En aquella jornada la iglesia mayor le pareció a Ermesenda más solemne que nunca. La nobleza se apretujaba en los ornados bancos, mientras el pueblo se arracimaba junto a las casas, intentando ver el paso de su condesita. Cuando del brazo de su padre traspasó la entrada del templo y oyó las notas del órgano, le pareció que el cielo se abatía sobre su cabeza. A través del tupido velo que cubría su rostro pudo observar sin ser observada al impresionante caballero de largos cabellos rojos que, vestido con una principesca armadura en cuyo peto refulgía un magnífico collar de oro del que pendía un camafeo de coral con el bajorrelieve de un jabalí, la aguardaba a pie firme delante del altar. El tiempo se detuvo y por un instante creyó que volvía a ser la niña que soñaba en su cama con momentos como aquél. Ermesenda llegó hasta él. Su padre la descolgó de su brazo y se instaló a un costado del presbiterio. Tras una reverencia, Ramón Borrell se colocó a su izquierda. De repente la música detuvo sus brillantes acordes y un impresionante silencio se apoderó del templo.

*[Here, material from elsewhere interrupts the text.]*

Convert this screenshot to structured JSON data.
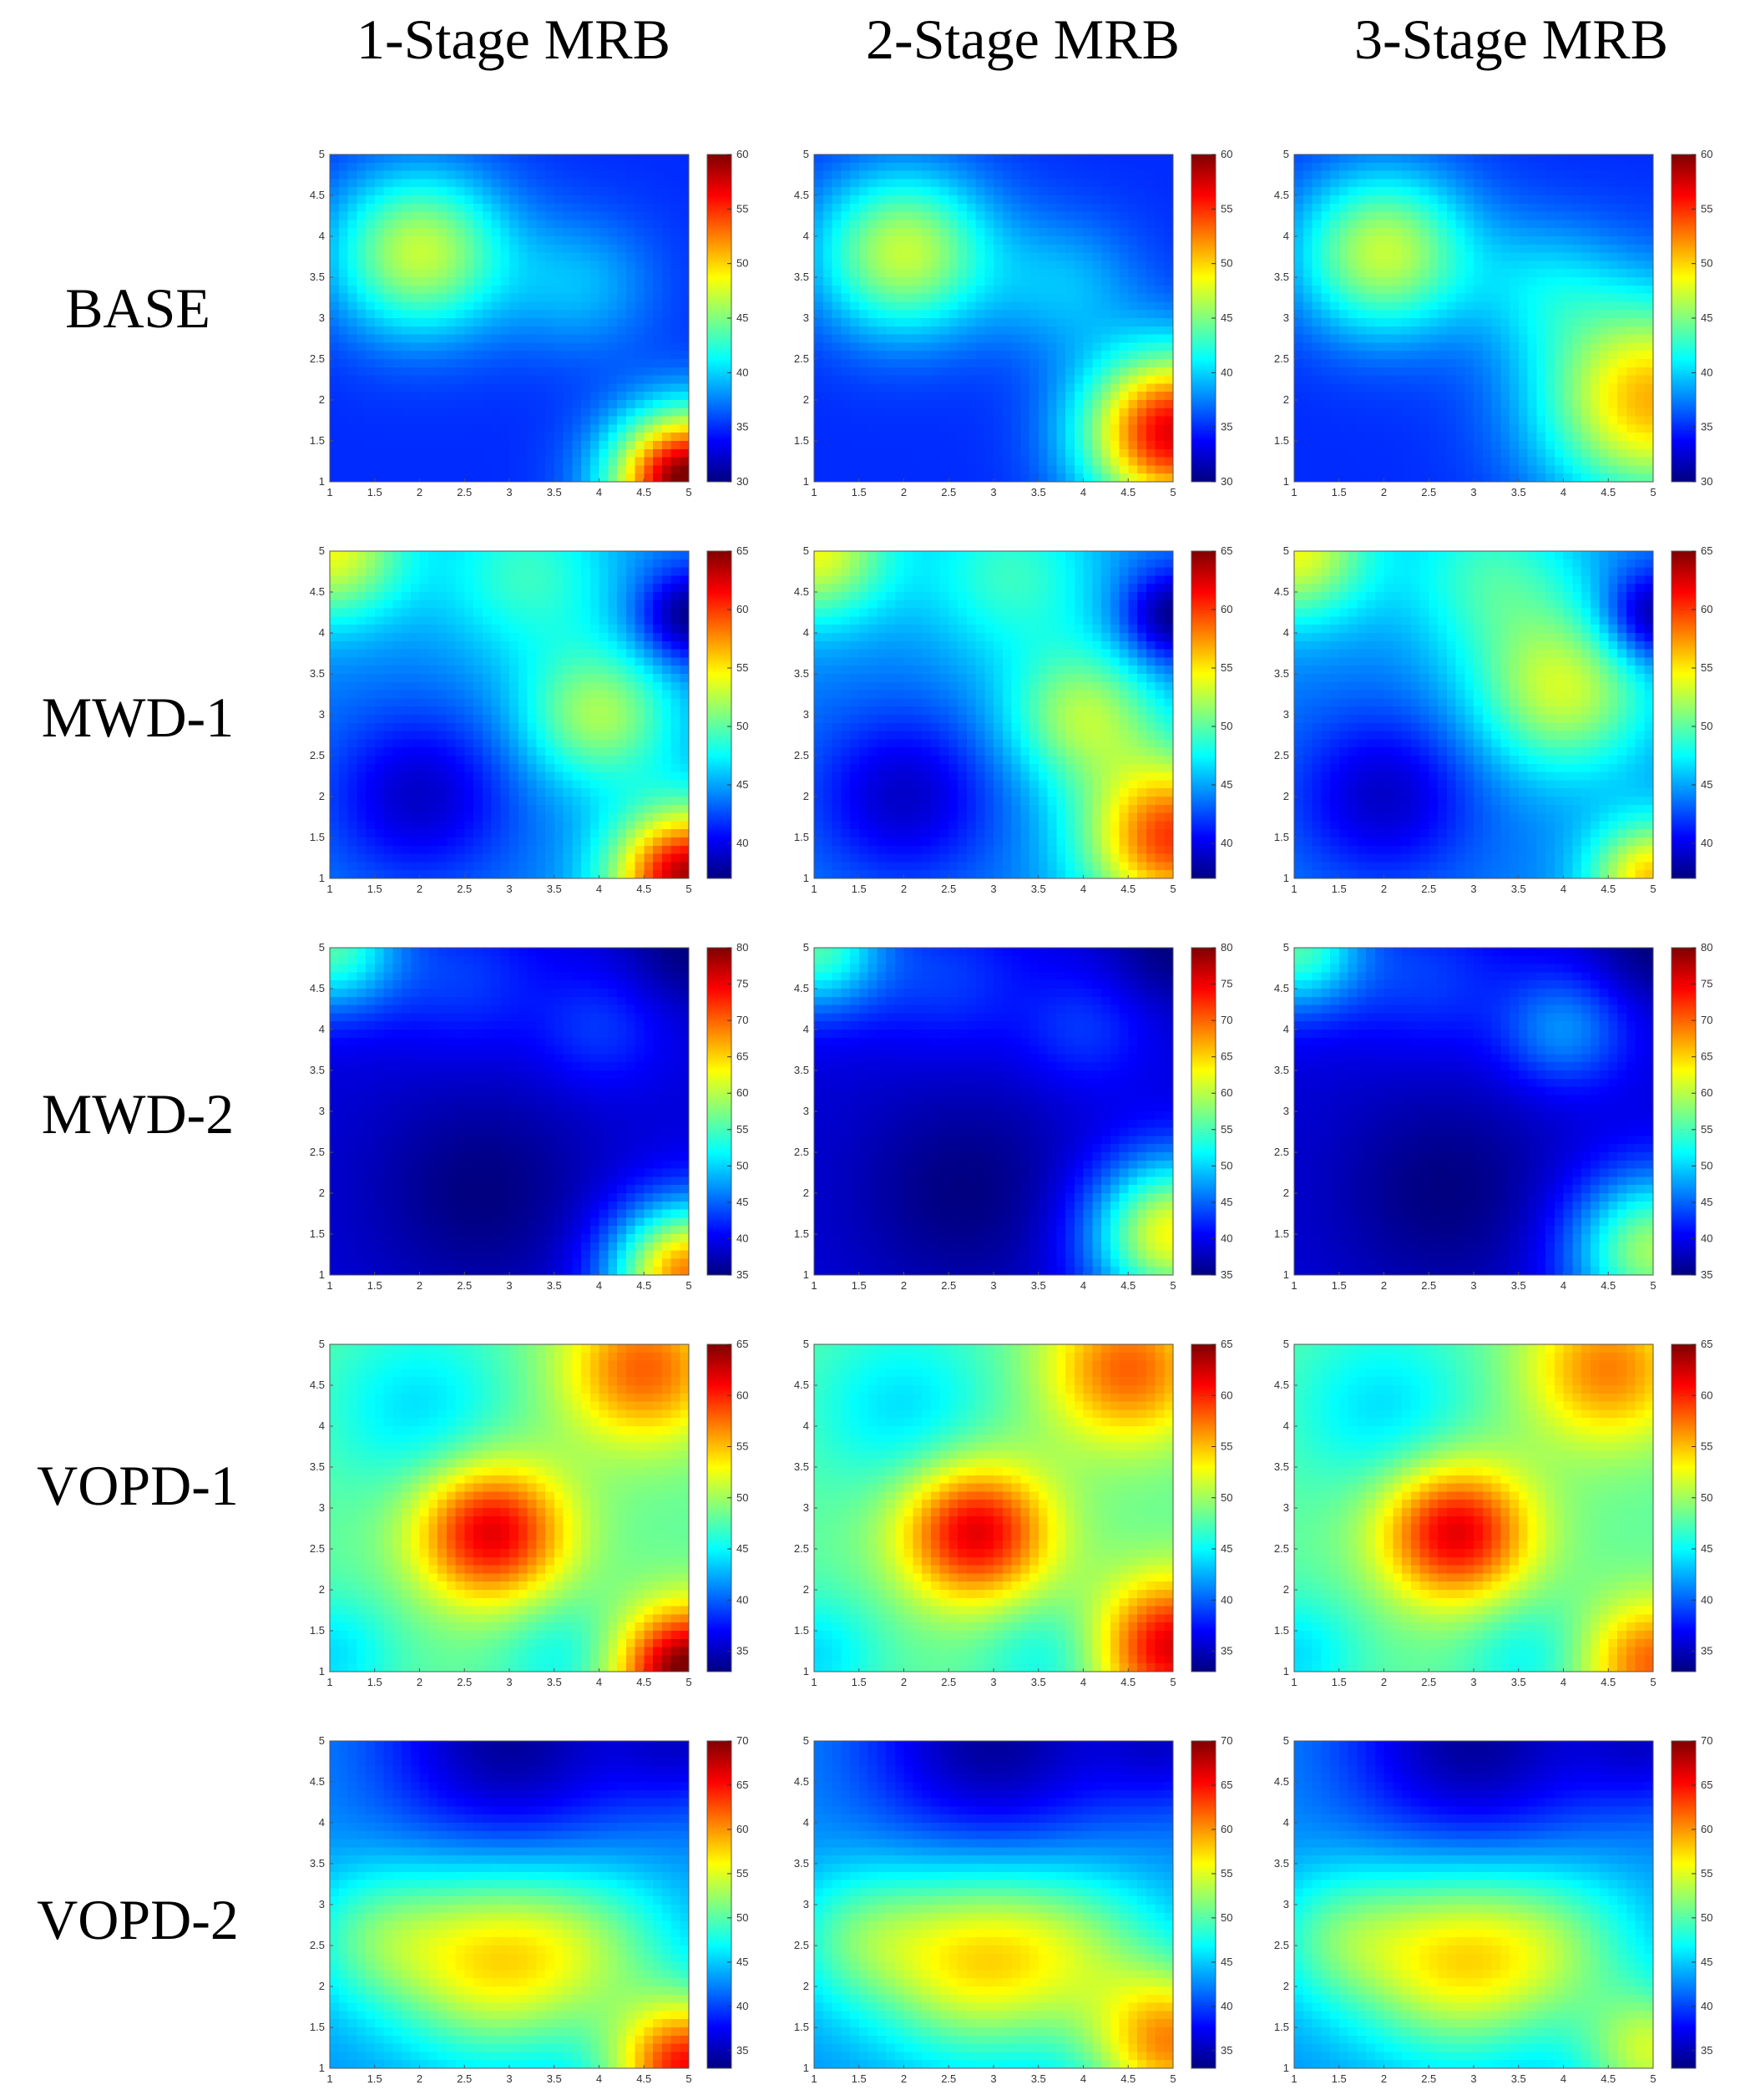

Ermesenda recordaba todos y cada uno de los detalles de la ceremonia. Dos obispos dirigían los oficios: el de Béziers y el de Barcelona, además del deán de Carcasona; una pléyade de importantes clérigos de ambas vertientes de los Pirineos, magníficamente ataviados con albas casullas y mantos bordados en oro, hacían las veces de simples acólitos. El momento culminante llegó, a la manera romana: uno de los ministros le indicó que colocara las manos a modo de cuenco y entonces Ramón Borrell depositó en ellas las arras de plata cuyo simbolismo tan bien conocía. Todo sucedía muy deprisa. Tomaron su mano izquierda, que asomó tímida y blanquísima por la ajustada bocamanga de su traje, y mientras Ramón Borrell introducía la alianza, ella escuchó sus palabras.